Fig. 3 is a flow chart of a method according to one embodiment of the present disclosure. The method 300 may be a computer-implemented method. The method 300 may start with item 302 and may proceed with item 304, where a write command may be received including a logical block of data to be de-duplicated.
In item 306, the block may be split into segments of variable or fixed length which may serve as a basis for calculation of hash values characterizing the block of data. The hash values may be evaluated in item 308 in order to determine a suitable block for de-duplication in item 310, such as by querying an index referring to previously processed blocks of data. Based on the selected blocks and a comparison of characteristics of the current block of data and the previously processed blocks of data, the block of data may be de-duplicated in item 312.
After de-duplication 312, the method 300 may update the index with new entries referring to the current block of data, in item 314, and the method 300 may proceed with item 316 in order to determine whether a next block of data is to be processed. If processing continues, the method 300 may re-iterate item 304 to receive a logical block in a next write command. If no further blocks of data are to be processed, the method 300 may end in item 318.
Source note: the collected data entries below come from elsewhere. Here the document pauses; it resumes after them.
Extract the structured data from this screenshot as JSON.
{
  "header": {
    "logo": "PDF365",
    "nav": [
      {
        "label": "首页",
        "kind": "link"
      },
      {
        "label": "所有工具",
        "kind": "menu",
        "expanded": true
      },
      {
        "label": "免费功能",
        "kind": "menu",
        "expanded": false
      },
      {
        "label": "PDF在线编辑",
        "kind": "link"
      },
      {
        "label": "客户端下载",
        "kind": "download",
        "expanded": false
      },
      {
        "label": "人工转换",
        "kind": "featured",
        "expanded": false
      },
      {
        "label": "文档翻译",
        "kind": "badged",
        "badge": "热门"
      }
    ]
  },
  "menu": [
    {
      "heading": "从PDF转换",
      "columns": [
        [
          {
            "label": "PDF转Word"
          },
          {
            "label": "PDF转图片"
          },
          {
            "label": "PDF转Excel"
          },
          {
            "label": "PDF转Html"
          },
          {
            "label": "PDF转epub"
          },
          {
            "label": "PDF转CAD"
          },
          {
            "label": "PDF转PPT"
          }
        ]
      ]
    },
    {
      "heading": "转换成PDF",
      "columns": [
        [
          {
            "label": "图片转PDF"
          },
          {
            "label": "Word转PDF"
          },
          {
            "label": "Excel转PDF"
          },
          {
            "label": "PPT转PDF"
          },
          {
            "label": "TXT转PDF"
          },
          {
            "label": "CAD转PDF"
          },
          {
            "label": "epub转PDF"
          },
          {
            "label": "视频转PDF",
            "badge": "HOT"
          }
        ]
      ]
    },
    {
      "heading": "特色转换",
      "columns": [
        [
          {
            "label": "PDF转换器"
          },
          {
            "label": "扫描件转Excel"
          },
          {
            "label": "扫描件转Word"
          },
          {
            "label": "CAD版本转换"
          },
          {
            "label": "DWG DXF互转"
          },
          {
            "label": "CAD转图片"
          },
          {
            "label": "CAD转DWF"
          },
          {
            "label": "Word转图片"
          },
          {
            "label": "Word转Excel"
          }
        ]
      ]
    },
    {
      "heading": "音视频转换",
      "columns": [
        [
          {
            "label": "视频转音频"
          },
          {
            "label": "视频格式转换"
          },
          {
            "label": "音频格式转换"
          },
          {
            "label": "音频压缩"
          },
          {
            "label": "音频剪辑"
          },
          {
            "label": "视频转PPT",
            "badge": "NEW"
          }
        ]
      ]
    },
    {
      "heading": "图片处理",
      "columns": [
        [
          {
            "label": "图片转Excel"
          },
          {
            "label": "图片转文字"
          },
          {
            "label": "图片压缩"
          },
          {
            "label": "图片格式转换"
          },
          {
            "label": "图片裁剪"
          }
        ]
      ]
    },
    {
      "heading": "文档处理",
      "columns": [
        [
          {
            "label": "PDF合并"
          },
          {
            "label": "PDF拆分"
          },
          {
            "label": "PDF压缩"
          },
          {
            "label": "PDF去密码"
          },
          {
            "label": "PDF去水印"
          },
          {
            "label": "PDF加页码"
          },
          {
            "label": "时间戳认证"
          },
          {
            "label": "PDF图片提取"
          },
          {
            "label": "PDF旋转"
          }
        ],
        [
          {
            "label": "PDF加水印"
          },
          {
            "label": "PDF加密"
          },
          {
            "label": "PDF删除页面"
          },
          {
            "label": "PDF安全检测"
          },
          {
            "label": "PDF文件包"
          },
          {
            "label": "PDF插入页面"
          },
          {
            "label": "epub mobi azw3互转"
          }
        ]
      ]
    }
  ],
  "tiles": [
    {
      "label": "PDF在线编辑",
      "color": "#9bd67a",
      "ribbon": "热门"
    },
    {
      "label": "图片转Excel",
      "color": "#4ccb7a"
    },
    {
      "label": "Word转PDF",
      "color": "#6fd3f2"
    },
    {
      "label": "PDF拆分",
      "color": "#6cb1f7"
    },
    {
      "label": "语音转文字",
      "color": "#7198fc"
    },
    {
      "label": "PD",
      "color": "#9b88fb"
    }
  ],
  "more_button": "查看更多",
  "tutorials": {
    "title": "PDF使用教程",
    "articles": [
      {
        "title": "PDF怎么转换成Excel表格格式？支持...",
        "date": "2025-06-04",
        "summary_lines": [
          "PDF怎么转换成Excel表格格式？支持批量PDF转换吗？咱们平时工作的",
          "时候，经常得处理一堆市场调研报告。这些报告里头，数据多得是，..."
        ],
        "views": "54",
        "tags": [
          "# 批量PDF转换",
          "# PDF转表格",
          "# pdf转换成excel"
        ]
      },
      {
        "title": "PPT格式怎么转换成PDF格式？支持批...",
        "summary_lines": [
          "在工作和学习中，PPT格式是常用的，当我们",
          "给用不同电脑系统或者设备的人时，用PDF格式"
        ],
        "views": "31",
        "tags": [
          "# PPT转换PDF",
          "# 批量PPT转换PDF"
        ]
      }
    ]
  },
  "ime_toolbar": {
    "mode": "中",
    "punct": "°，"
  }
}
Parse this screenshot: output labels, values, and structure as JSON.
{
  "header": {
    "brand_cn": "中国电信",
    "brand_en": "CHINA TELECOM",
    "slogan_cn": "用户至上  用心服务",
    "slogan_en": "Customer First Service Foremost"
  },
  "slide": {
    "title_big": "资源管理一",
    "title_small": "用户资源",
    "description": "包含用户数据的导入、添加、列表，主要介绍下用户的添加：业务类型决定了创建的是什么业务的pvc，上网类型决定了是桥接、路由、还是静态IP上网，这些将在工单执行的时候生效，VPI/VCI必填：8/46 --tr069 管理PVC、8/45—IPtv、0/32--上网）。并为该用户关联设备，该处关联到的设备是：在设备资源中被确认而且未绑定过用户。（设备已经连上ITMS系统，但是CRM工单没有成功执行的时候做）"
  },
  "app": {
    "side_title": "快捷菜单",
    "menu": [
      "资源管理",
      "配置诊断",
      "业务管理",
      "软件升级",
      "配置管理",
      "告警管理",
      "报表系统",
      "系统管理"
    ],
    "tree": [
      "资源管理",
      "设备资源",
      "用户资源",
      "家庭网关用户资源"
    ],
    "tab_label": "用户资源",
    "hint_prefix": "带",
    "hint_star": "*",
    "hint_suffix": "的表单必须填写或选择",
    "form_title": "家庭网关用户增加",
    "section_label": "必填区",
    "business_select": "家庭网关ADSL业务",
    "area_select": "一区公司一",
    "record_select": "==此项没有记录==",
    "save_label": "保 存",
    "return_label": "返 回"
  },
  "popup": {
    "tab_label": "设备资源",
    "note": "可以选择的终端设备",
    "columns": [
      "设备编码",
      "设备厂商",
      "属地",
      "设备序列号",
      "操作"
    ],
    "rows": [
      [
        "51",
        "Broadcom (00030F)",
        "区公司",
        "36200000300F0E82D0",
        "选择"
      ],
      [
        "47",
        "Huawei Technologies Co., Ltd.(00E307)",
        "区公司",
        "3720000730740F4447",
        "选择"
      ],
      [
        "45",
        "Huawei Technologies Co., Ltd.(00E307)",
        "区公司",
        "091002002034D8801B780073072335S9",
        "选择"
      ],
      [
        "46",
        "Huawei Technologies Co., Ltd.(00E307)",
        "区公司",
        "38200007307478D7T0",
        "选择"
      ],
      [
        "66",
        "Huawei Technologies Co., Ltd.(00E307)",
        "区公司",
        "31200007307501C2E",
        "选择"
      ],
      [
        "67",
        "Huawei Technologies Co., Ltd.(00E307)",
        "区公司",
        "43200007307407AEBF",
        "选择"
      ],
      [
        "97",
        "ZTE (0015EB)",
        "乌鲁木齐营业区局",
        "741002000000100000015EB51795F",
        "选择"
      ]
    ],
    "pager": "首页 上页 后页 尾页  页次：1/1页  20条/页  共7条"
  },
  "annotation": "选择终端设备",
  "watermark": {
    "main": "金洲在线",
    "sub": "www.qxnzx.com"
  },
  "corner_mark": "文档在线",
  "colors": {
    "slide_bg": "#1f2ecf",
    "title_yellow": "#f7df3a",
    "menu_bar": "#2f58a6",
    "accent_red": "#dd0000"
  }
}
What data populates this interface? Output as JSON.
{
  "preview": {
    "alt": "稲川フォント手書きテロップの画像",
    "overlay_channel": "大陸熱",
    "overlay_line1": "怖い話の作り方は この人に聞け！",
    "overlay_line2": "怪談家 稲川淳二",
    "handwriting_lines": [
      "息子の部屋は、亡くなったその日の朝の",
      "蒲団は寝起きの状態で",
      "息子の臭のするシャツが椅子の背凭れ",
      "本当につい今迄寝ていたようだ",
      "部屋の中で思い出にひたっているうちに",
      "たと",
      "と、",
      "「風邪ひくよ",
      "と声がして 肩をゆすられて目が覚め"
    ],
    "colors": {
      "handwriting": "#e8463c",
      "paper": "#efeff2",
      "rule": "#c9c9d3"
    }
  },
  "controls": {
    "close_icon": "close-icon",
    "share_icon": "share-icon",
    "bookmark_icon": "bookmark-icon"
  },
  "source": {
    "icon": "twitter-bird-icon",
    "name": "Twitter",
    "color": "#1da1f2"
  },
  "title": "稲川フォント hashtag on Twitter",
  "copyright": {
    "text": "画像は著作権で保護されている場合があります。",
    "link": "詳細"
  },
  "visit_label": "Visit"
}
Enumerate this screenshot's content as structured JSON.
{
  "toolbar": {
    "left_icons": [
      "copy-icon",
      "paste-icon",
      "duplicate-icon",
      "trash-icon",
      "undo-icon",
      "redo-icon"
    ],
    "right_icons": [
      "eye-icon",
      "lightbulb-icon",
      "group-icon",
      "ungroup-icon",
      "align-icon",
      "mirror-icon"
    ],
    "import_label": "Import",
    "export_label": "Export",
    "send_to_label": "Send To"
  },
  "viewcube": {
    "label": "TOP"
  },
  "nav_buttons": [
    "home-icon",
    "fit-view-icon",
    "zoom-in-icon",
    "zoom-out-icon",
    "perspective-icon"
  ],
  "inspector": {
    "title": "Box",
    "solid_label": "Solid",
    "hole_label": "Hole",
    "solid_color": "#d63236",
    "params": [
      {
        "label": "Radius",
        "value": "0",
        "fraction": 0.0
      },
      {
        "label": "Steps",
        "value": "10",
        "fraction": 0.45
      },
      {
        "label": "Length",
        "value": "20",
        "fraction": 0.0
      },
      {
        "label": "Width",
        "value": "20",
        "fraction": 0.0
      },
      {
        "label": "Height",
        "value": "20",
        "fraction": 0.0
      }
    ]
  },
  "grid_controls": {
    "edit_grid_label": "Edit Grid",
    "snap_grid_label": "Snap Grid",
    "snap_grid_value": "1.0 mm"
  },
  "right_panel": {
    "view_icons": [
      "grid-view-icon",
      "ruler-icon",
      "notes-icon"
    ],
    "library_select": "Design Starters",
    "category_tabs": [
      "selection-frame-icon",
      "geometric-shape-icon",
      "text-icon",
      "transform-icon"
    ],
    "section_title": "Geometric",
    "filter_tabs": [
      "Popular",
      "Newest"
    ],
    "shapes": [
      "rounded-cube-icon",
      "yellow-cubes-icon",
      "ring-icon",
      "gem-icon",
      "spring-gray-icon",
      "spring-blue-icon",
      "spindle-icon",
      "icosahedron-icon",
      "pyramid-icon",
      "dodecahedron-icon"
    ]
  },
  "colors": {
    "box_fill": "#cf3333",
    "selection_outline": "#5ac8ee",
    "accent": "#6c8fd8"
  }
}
The method 200 of Fig. 2 and method 300 of Fig. 3 may be implemented by a de-duplication engine, such as the de-duplication engine 104 of apparatus 102a shown in Fig. 1. Even though individual method steps of methods 200 and 300 of Figs. 2 and 3, respectively, have been shown in a sequential order of processing steps, it is to be understood that individual method steps may be performed concurrently and independently from each other in the same or in a different order. Furthermore, individual method steps can be omitted and further method steps can be added according to requirements of embodiments of the present disclosure.
Although the present invention and its advantages have been described in detail, it should be understood that various changes, substitutions and alternations can be made herein without departing from the scope of the invention as defined by the appended claims.